Ein zentrales Thema war die zunehmende Digitalisierung klassischer Küchentechnik. Moderne Geräte arbeiten nicht mehr nur mit festen Programmen, sondern analysieren Parameter wie Gargrad, Textur oder Optik und passen Prozesse dynamisch an.


Gerade für Betriebe mit wechselndem Personal oder hoher Auslastung kann das ein entscheidender Vorteil sein:gleichbleibende Qualität bei reduzierter Fehleranfälligkeit.


Ergänzend wurden Systeme gezeigt, die Produktion und Ausgabe stärker entkoppeln – etwa durch das Vorgaren und kontrollierte Warmhalten von Speisen über längere Zeiträume. Ziel ist es, Spitzenzeiten besser abzufangen und Abläufe planbarer zu machen.


Robotik hält Einzug in den Küchenalltag

Ein weiterer Schwerpunkt lag auf automatisierten Küchenprozessen. Von Kochrobotern bis hin zu Serviceeinheiten wurden Lösungen präsentiert, die Personal entlasten und gleichzeitig eine konstante Produktionsqualität ermöglichen.


Komplett vernetzte Küchen, in denen Bestellung, Zubereitung und Ausgabe digital miteinander verbunden sind, waren dabei keine Zukunftsvision mehr, sondern bereits konkret umsetzbare Konzepte.


Spannend für die Region: Peter Glatte von Glatte Robotics hat erst kürzlich über die wachsenden Möglichkeiten von Servicerobotern berichtet – insbesondere für Lager-, Transport- und Serviceaufgaben. Damit gibt es auch in Dresden und Umgebung einen direkten Ansprechpartner für Betriebe, die solche Technologien künftig einsetzen wollen.


Automatisierung im Spülbereich und bei Routinetätigkeiten

Neben der Kochtechnik rückten auch klassische „unsichtbare“ Bereiche in den Fokus – allen voran der Spülraum. Neue Systeme können:

  • Speisereste automatisch erfassen und entsorgen

  • Arbeitsabläufe ergonomisch optimieren

  • den Personalbedarf deutlich reduzieren


Auch kleinere, spezialisierte Lösungen wurden gezeigt – etwa Systeme zur automatischen Bestecksortierung, die selbst auf engem Raum hohe Durchsatzraten erreichen.

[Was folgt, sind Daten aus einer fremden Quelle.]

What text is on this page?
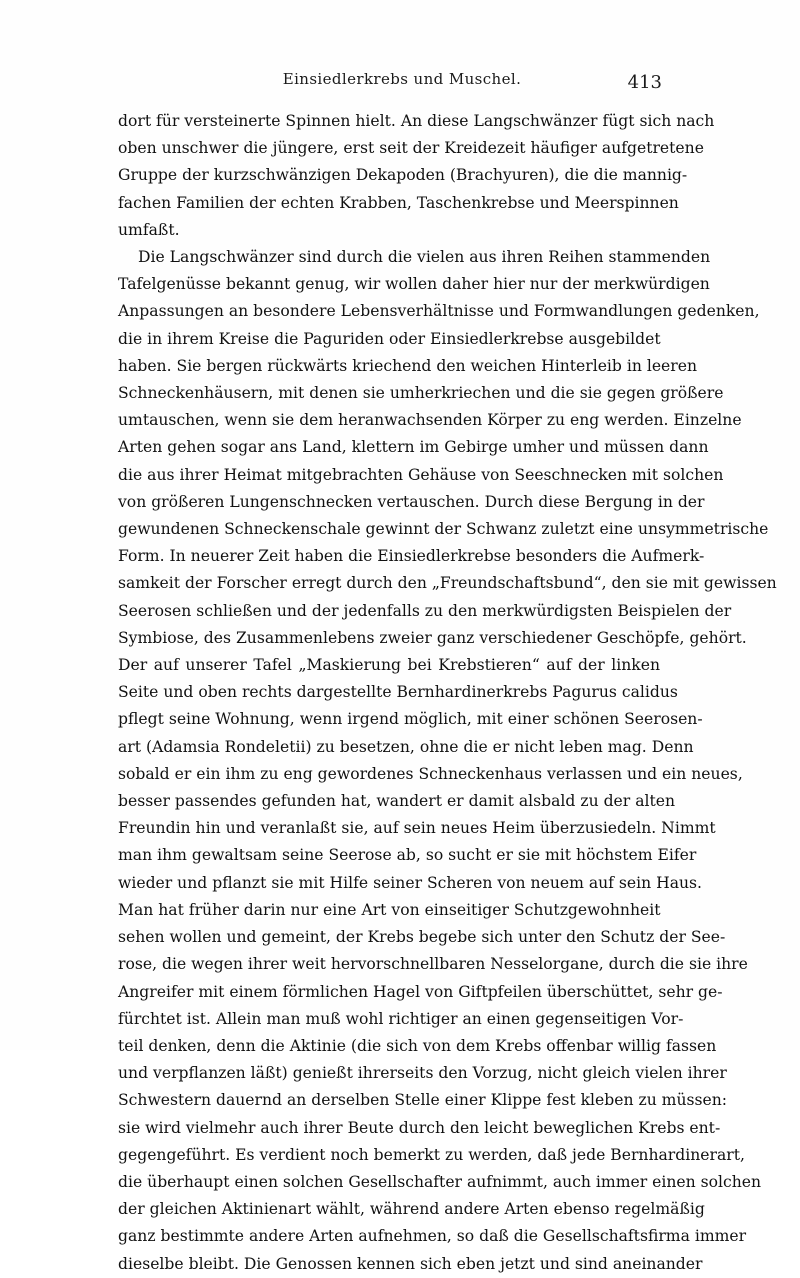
Einsiedlerkrebs und Muschel.	413
dort für versteinerte Spinnen hielt. An diese Langschwänzer fügt sich nach
oben unschwer die jüngere, erst seit der Kreidezeit häufiger aufgetretene
Gruppe der kurzschwänzigen Dekapoden (Brachyuren), die die mannig-
fachen Familien der echten Krabben, Taschenkrebse und Meerspinnen
umfaßt.
Die Langschwänzer sind durch die vielen aus ihren Reihen stammenden
Tafelgenüsse bekannt genug, wir wollen daher hier nur der merkwürdigen
Anpassungen an besondere Lebensverhältnisse und Formwandlungen gedenken,
die in ihrem Kreise die Paguriden oder Einsiedlerkrebse ausgebildet
haben. Sie bergen rückwärts kriechend den weichen Hinterleib in leeren
Schneckenhäusern, mit denen sie umherkriechen und die sie gegen größere
umtauschen, wenn sie dem heranwachsenden Körper zu eng werden. Einzelne
Arten gehen sogar ans Land, klettern im Gebirge umher und müssen dann
die aus ihrer Heimat mitgebrachten Gehäuse von Seeschnecken mit solchen
von größeren Lungenschnecken vertauschen. Durch diese Bergung in der
gewundenen Schneckenschale gewinnt der Schwanz zuletzt eine unsymmetrische
Form. In neuerer Zeit haben die Einsiedlerkrebse besonders die Aufmerk-
samkeit der Forscher erregt durch den „Freundschaftsbund“, den sie mit gewissen
Seerosen schließen und der jedenfalls zu den merkwürdigsten Beispielen der
Symbiose, des Zusammenlebens zweier ganz verschiedener Geschöpfe, gehört.
Der auf unserer Tafel „Maskierung bei Krebstieren“ auf der linken
Seite und oben rechts dargestellte Bernhardinerkrebs Pagurus calidus
pflegt seine Wohnung, wenn irgend möglich, mit einer schönen Seerosen-
art (Adamsia Rondeletii) zu besetzen, ohne die er nicht leben mag. Denn
sobald er ein ihm zu eng gewordenes Schneckenhaus verlassen und ein neues,
besser passendes gefunden hat, wandert er damit alsbald zu der alten
Freundin hin und veranlaßt sie, auf sein neues Heim überzusiedeln. Nimmt
man ihm gewaltsam seine Seerose ab, so sucht er sie mit höchstem Eifer
wieder und pflanzt sie mit Hilfe seiner Scheren von neuem auf sein Haus.
Man hat früher darin nur eine Art von einseitiger Schutzgewohnheit
sehen wollen und gemeint, der Krebs begebe sich unter den Schutz der See-
rose, die wegen ihrer weit hervorschnellbaren Nesselorgane, durch die sie ihre
Angreifer mit einem förmlichen Hagel von Giftpfeilen überschüttet, sehr ge-
fürchtet ist. Allein man muß wohl richtiger an einen gegenseitigen Vor-
teil denken, denn die Aktinie (die sich von dem Krebs offenbar willig fassen
und verpflanzen läßt) genießt ihrerseits den Vorzug, nicht gleich vielen ihrer
Schwestern dauernd an derselben Stelle einer Klippe fest kleben zu müssen:
sie wird vielmehr auch ihrer Beute durch den leicht beweglichen Krebs ent-
gegengeführt. Es verdient noch bemerkt zu werden, daß jede Bernhardinerart,
die überhaupt einen solchen Gesellschafter aufnimmt, auch immer einen solchen
der gleichen Aktinienart wählt, während andere Arten ebenso regelmäßig
ganz bestimmte andere Arten aufnehmen, so daß die Gesellschaftsfirma immer
dieselbe bleibt. Die Genossen kennen sich eben jetzt und sind aneinander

Gerade in Großküchen, Kliniken oder Kantinen könnten solche Technologien kurzfristig Einzug halten.


Prozesse werden durchgängig vernetzt

Ein klarer Trend: Die Küche wird Teil eines durchgängig digitalen Systems.


Das zeigt sich unter anderem bei:

  • digitalen Bezahllösungen direkt an Kaffeemaschinen

  • vernetzten Bestell- und Ausgabesystemen

  • integrierten Abrechnungslösungen für Gemeinschaftsverpflegung


Damit verschwimmen die Grenzen zwischen Küche, Service und Verwaltung zunehmend.


Einordnung für Dresden und die Region

Für die Gastronomie in Dresden bedeutet das: Viele dieser Technologien sind keine Zukunftsmusik mehr, sondern werden in den kommenden Jahren Schritt für Schritt Einzug halten.


Besonders relevant sind die Entwicklungen für:

  • Betriebe mit Personalmangel

  • Systemgastronomie und Filialkonzepte

  • Gemeinschaftsverpflegung (Kliniken, Mensen, Kantinen)


Gleichzeitig zeigt sich aber auch:Die Technik ersetzt nicht die Gastronomie – sie verändert vor allem die Abläufe im Hintergrund.


Diskussionsfrage

Wie seht ihr die Entwicklung: Sind Roboter und automatisierte Prozesse die Lösung für den Fachkräftemangel – oder geht dabei ein Stück Gastronomie verloren?